Guernika

Mathilde Pradier

Longtemps après sa vente, nous étions incapables, ma sœur, mon frère et moi, d’emprunter la rue de notre maison d’enfance.

C’était une décision tacite que nous n’avions pas prise de concert mais qui s’était imposée comme une évidence à chacun de nous trois. Nous préférions trotter sur des kilomètres pour contourner son quartier plutôt que de sentir notre cœur se serrer aux abords de notre rue. Nous nous sommes avoués cette communauté de pensée bien des années plus tard, il y a quelques mois de cela.

Tout a changé – en tout cas pour moi – lorsqu’une nuit, j’ai fait un rêve étrange qui continue de m’habiter presque chaque jour. Je remontais l’allée Dominique Morin, à pied, comme je l’ai fait pendant des années au retour du lycée. En face se dressait la maison de style basque, blanche immaculée, ornée de ses volets verts, et au fur et à mesure que j’avançais, la maison grandissait jusqu’à me dominer de façon écrasante. Soudain, comme si mon cerveau avait trouvé le moyen de me sortir de cette situation délicate, je m’envolai le long de la façade pour découvrir un chantier grouillant derrière elle. Partout et tous sens s’agitait une foule de gens. Une armada de plombiers, maçons et soudeurs faisaient jaillir des étincelles ou déplaçaient des poutres d’acier. Ma maison d’enfance n’était qu’une fourmilière géante de travailleurs qui œuvraient à bâtir une réalisation inconnue.

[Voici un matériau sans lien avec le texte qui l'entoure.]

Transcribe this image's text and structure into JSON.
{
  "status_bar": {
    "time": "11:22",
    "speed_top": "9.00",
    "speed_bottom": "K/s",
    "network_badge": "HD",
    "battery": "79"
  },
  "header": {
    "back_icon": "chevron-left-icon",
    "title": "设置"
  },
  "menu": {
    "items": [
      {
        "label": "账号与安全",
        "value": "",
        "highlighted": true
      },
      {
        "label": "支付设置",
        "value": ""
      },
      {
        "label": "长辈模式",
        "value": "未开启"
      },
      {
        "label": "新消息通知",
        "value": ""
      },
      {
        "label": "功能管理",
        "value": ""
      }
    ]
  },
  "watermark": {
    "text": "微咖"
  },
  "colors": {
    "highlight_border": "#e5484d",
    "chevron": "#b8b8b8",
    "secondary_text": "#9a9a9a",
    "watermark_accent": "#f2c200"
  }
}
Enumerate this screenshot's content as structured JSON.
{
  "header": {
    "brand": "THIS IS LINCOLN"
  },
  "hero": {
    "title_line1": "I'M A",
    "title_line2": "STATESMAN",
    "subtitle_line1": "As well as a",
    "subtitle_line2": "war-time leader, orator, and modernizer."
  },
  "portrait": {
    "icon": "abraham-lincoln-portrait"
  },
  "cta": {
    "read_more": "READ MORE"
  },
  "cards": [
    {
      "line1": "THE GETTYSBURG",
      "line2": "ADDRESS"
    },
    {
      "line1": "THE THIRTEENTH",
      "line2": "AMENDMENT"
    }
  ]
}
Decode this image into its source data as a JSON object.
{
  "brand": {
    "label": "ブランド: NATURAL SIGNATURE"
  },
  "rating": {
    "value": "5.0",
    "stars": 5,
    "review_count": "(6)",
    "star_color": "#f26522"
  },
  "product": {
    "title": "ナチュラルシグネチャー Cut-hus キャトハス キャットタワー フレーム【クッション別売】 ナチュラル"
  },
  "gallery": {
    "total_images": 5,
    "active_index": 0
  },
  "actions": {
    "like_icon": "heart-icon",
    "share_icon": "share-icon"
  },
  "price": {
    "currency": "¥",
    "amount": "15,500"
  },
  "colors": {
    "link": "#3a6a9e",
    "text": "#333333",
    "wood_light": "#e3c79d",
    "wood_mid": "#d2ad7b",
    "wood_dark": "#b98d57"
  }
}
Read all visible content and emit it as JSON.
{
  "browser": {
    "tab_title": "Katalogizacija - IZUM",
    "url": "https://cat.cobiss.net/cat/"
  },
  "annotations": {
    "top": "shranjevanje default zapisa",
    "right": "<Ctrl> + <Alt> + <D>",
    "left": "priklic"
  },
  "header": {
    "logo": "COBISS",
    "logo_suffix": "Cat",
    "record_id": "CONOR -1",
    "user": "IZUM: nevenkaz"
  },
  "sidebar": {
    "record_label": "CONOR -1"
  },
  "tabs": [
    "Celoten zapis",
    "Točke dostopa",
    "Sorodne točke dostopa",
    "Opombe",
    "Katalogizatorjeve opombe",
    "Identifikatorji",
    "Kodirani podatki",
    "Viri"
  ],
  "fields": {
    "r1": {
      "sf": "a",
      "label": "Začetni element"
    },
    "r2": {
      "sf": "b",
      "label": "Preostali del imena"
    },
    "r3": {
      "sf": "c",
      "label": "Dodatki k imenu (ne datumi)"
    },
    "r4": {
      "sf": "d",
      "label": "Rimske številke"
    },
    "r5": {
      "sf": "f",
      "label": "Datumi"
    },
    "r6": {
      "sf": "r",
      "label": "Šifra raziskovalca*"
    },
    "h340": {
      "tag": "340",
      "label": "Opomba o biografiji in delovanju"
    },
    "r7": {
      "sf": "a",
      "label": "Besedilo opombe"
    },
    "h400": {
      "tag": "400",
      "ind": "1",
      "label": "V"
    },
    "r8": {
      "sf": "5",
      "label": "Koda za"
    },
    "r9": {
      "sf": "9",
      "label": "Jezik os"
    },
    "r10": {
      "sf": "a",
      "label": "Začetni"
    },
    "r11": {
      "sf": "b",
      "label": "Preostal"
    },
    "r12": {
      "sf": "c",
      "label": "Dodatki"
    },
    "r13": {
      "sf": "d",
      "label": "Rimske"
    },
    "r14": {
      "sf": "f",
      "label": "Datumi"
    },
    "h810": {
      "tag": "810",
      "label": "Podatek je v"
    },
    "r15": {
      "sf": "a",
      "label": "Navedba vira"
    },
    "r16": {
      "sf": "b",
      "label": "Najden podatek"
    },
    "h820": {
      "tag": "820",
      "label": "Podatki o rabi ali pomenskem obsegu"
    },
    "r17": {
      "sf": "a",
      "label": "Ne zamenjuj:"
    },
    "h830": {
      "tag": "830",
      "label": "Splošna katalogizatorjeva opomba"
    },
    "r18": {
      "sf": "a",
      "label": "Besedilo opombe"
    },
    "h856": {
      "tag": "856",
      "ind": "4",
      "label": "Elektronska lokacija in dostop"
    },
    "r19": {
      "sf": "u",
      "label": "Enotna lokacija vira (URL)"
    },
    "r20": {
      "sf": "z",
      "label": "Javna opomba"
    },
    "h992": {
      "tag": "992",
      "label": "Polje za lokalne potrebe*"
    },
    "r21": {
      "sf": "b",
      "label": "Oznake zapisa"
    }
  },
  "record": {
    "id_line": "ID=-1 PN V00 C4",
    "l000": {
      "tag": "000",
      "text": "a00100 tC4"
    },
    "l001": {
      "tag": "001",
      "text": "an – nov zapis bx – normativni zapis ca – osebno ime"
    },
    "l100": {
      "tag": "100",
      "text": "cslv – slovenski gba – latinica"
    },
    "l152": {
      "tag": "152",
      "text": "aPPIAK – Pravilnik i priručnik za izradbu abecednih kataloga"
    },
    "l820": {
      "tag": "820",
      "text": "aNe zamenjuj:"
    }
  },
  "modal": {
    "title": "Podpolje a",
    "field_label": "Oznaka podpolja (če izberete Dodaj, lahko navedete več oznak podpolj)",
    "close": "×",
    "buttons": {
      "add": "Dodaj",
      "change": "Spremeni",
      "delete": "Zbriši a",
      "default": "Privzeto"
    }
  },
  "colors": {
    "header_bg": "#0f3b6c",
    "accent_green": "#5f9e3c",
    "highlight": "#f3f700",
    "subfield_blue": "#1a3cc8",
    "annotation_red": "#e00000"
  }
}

Je me réveillai presque un sourire aux lèvres jugeant qu’une telle description eut fait le régal du premier psychanalyste venu. Mais comme je n’en consultais pas à l’époque, je m’en ouvris à la fois à mon frère et à ma sœur, séparément. L’un comme l’autre eurent la même réaction. Le temps était venu de repasser devant la maison. Nous sommes convenus d’imaginer un cérémonial qui nous permettrait de franchir le pas et de passer par dessus l’interdiction que nous nous étions imposée de la revoir.

Elle s’appelait Guernika. Elle trônait face au jardin public de Biarritz, au 23 de la rue Jean Jaurès. Guernika. Rue Jean Jaurès, deux références puissantes. « Le doigt de Dieu s’était posé sur cette maison ». C’est du moins ce que mon père tentait d’expliquer à ma mère lors de leur première visite. J’avais deux ans. Naturellement, je ne me souviens de rien. Mais j’ai tellement imaginé cette scène ou on me l’a tant racontée par la suite, je ne sais plus si elle a existé ou si je l’ai inventée.

Ma mère marchait dans l’enfilade des pièces bercées par la lumière de printemps. Ses talons aiguilles des années soixante claquaient sur le parquet blond tandis que mon père la précédait, volubile, bien meilleur vendeur que le pâle agent immobilier qui les accompagnait. Mon père avait vu le geste divin au dessus de la bâtisse. Il tentait de convaincre ma mère que là, précisément, à Guernika, rue Jean Jaurès s’ouvrait l’avenir immense. Ma mère l’écoutait, amusée par la verve théâtrale de son mari, prête à se laisser emporter par son enthousiasme.

Ils ne se sont pas trompés. Guernika est devenu le port d’attache, le lieu de tous les passages et de tous les accueils, où l’on ne prévenait jamais pour s’inviter à dîner.

Alors, pour affronter la peine de n’avoir pu la garder à la disparition de nos parents, pour exorciser le sortilège qui nous empêchait d’emprunter sa rue, nous décidâmes de faire une manifestation de revendication du souvenir joyeux. La consigne était la suivante : nous devions nous regrouper en haut de la rue Jean Jaurès et chacun de nous trois, avec nos enfants, nos cousins, nos oncles et tantes, les amis de la famille, nous devions nous rendre au rendez-vous munis de pancartes ou de banderoles qu’aucun syndicat n’aurait renié.

Mes neveux et nièces, mes enfants, tous ensemble nous ne parvenions pas à contenir notre excitation si bien qu’une corne de brume fut indispensable pour ramener tout le monde à la raison, mettre le cortège en branle et progresser vers l’objectif Guernika. Ce bruit assourdissant fut administré par notre oncle Bernard. Fringuant vieillard, ancien jésuite, défroqué, caution à la fois militaire et délirante, il prit la tête des opérations, entonnant des chants que personne ne connaissait et ne pouvait véritablement reprendre.